Now I had dug a few holes and began to understand what was happening in the underworld on our farm, I wanted to experiment with different approaches to regenerating soil health. A few years ago, soils advisor Niels Corfield introduced me to the Soil Health Principles and now I always keep them to hand. Originally developed in the US by the National Resource Conservation District, these simple principles are all important in building soil health and feeding the world below our feet. Every farm (or garden) is different, so encourage people to consider every action they take using these principles, optimising as many of them as possible.
Limit the disturbance of the soil (physical and chemical)
Tillage, particularly when the soil is completely inverted, is very disruptive to all soil life, dismantling fungal networks and exposing earthworms to predators. Reducing chemical inputs such as fungicides and insecticides or ruling them out completely, will nurture soil biology and biodiversity.
Keep soil covered
Bare ground is essentially starving all those animals in the underworld of any food, causing carbon to be lost into the atmosphere; it is a recipe for soil erosion and land degradation.
Living roots in the soil
Living roots exude carbon in the soil, which is taken up by microbes and helps cycle nutrients as well as build soil organic carbon.
Animals are mobile mini-biodigesters, they are an integral part of cycling nutrients and keeping the microbiome flourishing.
Diversity is important, both between crops and amongst them. The more diverse the range of living plants, the more diverse the range of living roots, the more microorganisms are nourished and active.

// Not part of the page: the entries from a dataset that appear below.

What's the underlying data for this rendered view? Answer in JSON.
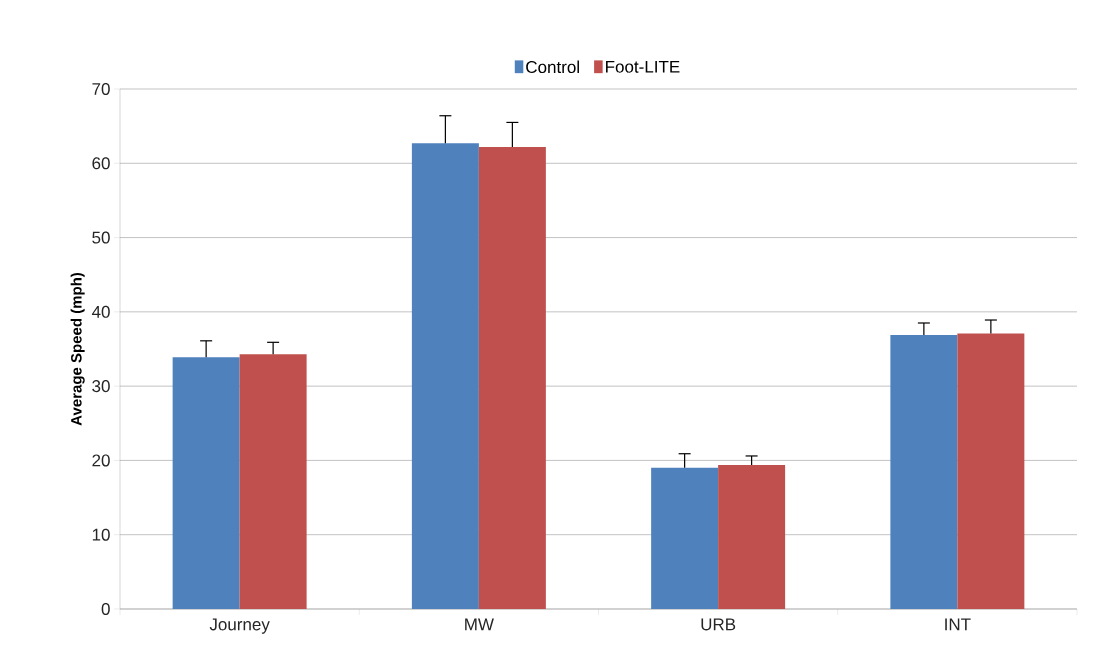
{
  "chart_data": {
    "type": "bar",
    "ylabel": "Average Speed (mph)",
    "categories": [
      "Journey",
      "MW",
      "URB",
      "INT"
    ],
    "series": [
      {
        "name": "Control",
        "color": "#4f81bd",
        "values": [
          33.9,
          62.7,
          19.0,
          36.9
        ],
        "errors": [
          [
            33.9,
            36.1
          ],
          [
            62.7,
            66.4
          ],
          [
            19.0,
            20.9
          ],
          [
            36.9,
            38.5
          ]
        ]
      },
      {
        "name": "Foot-LITE",
        "color": "#c0504d",
        "values": [
          34.3,
          62.2,
          19.4,
          37.1
        ],
        "errors": [
          [
            34.3,
            35.9
          ],
          [
            62.2,
            65.5
          ],
          [
            19.4,
            20.6
          ],
          [
            37.1,
            38.9
          ]
        ]
      }
    ],
    "ylim": [
      0,
      70
    ],
    "yticks": [
      0,
      10,
      20,
      30,
      40,
      50,
      60,
      70
    ],
    "grid": "y",
    "legend": "top"
  }
}
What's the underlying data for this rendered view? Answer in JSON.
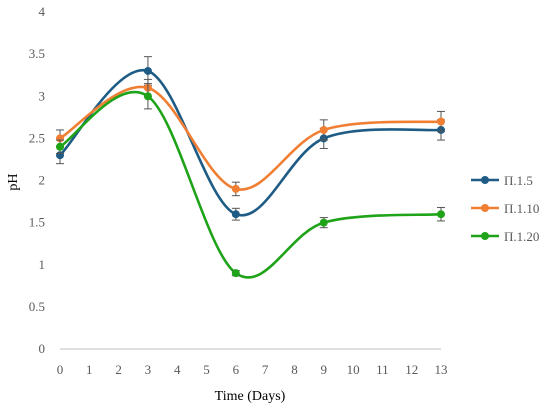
{
  "chart_data": {
    "type": "line",
    "title": "",
    "xlabel": "Time (Days)",
    "ylabel": "pH",
    "x_ticks": [
      "0",
      "1",
      "2",
      "3",
      "4",
      "5",
      "6",
      "7",
      "8",
      "9",
      "10",
      "11",
      "12",
      "13"
    ],
    "y_ticks": [
      "0",
      "0.5",
      "1",
      "1.5",
      "2",
      "2.5",
      "3",
      "3.5",
      "4"
    ],
    "ylim": [
      0,
      4
    ],
    "x": [
      0,
      3,
      6,
      9,
      13
    ],
    "series": [
      {
        "name": "П.1.5",
        "color": "#1f5c85",
        "values": [
          2.3,
          3.3,
          1.6,
          2.5,
          2.6
        ],
        "errors": [
          0.1,
          0.17,
          0.07,
          0.12,
          0.12
        ]
      },
      {
        "name": "П.1.10",
        "color": "#f07f34",
        "values": [
          2.5,
          3.1,
          1.9,
          2.6,
          2.7
        ],
        "errors": [
          0.1,
          0.1,
          0.08,
          0.12,
          0.12
        ]
      },
      {
        "name": "П.1.20",
        "color": "#1fa319",
        "values": [
          2.4,
          3.0,
          0.9,
          1.5,
          1.6
        ],
        "errors": [
          0.08,
          0.15,
          0.03,
          0.06,
          0.08
        ]
      }
    ],
    "grid": false,
    "legend": "right"
  }
}
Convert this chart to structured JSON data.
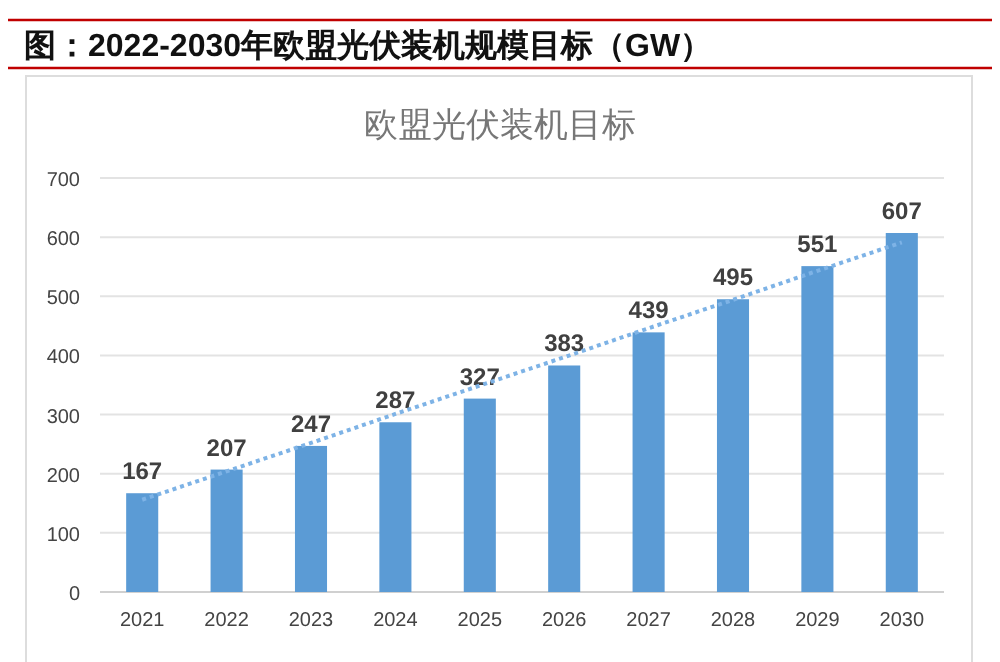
{
  "chart_data": {
    "type": "bar",
    "title": "图：2022-2030年欧盟光伏装机规模目标（GW）",
    "subtitle": "欧盟光伏装机目标",
    "categories": [
      "2021",
      "2022",
      "2023",
      "2024",
      "2025",
      "2026",
      "2027",
      "2028",
      "2029",
      "2030"
    ],
    "series": [
      {
        "color": "#5b9bd5",
        "values": [
          167,
          207,
          247,
          287,
          327,
          383,
          439,
          495,
          551,
          607
        ],
        "value_labels": [
          "167",
          "207",
          "247",
          "287",
          "327",
          "383",
          "439",
          "495",
          "551",
          "607"
        ]
      },
      {
        "type": "line",
        "color": "#7eb3e6",
        "line_style": "dotted",
        "values": [
          156,
          204,
          252,
          301,
          349,
          397,
          446,
          494,
          543,
          591
        ]
      }
    ],
    "ylim": [
      0,
      700
    ],
    "yticks": [
      0,
      100,
      200,
      300,
      400,
      500,
      600,
      700
    ],
    "grid": "y"
  }
}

Since looking and learning from the soil, I feel a new sense of connection to the amazing world beneath our feet. When making management decisions, I literally picture each field on our farm above ground and below ground. The soil is where life begins and where it returns when the life cycle has ended. We can no longer pretend soil is an inert substance to be kicked around like dirt. So, in celebration of soil, go out and dig a hole and start looking. Take photos, ask questions, go back and look again six months later. It may seem difficult at first, but it’s worth it, I promise – this is the root of healthy soils, a healthy farm and a healthy planet.